Wildfire problems have many causes

Brittany Walker

Brittany Walker

Last week I wrote about the Colorado wildfires. I was of the opinion that the homeowners of that area knew the risk they were taking by building there and that nature was just behaving as needed for the health of the ecosystem. Since then, new information has led me to new positions on the issue that I feel inclined to share. There are three things that take this issue beyond the scope of individual homeowner recklessness and nature at work.

First, state and local governments provide people with strong incentives to build in “red zones,” areas highly likely to be impacted by a forest fire. People move in, a forest fire rages and federal funds pick up the firefighting tab. Once again, our tax dollars are used to absolve a problem created through the absence of governmental common sense. The government should first stop encouraging trusting people to build in these dangerous areas. Then whoever chooses to do so anyway can fully accept the risk of their decision.

Secondly, modern logging and fire suppression techniques have proved to stave off smaller blazes, but consequently make forests more vulnerable to enormous fires like the one Colorado is currently experiencing. This is neither the fault of the homeowner nor an occurrence coordinated by nature. It is up to policy officials and local governments to pursue better techniques to prevent fires like these.

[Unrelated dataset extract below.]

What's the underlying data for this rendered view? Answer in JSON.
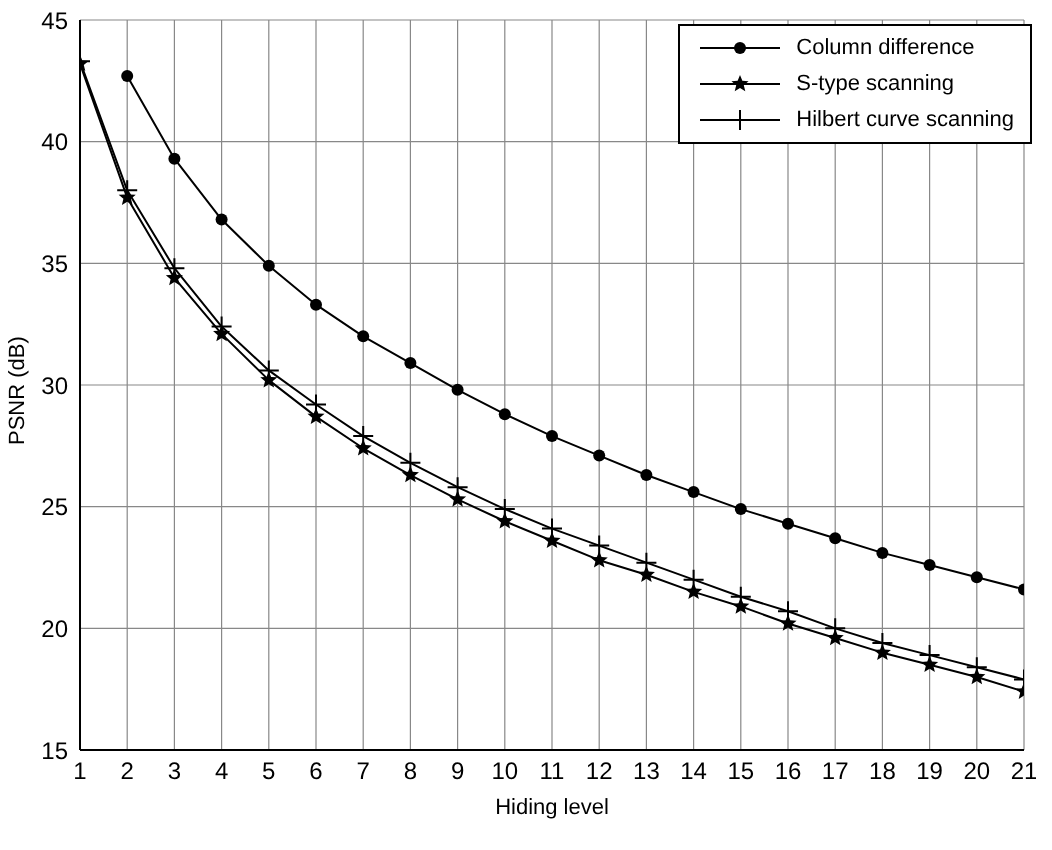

Third, forest fires have been exacerbated by none other than climate change. Experts and officials are pointing to several factors for such a large fire that was worsened by climate change. The science is too long to explain here, but easy to look up. Stronger fires are linked to many factors, from too many pine beetles in warmer temperatures to a hotter and drier season than normal. The result is a forest fire on steroids. Once again, this is neither the fault of homeowner irresponsibility nor is it a naturally behaving forest fire.

I thought these forest fires were an example of our unrealistic expectations of nature to always provide and never harm. It now seems the fire is an example for governmental shortsightedness, ill-contrived environmental practices and the increasing consequences of ignoring climate change. They are all things that we certainly don’t need any more examples for.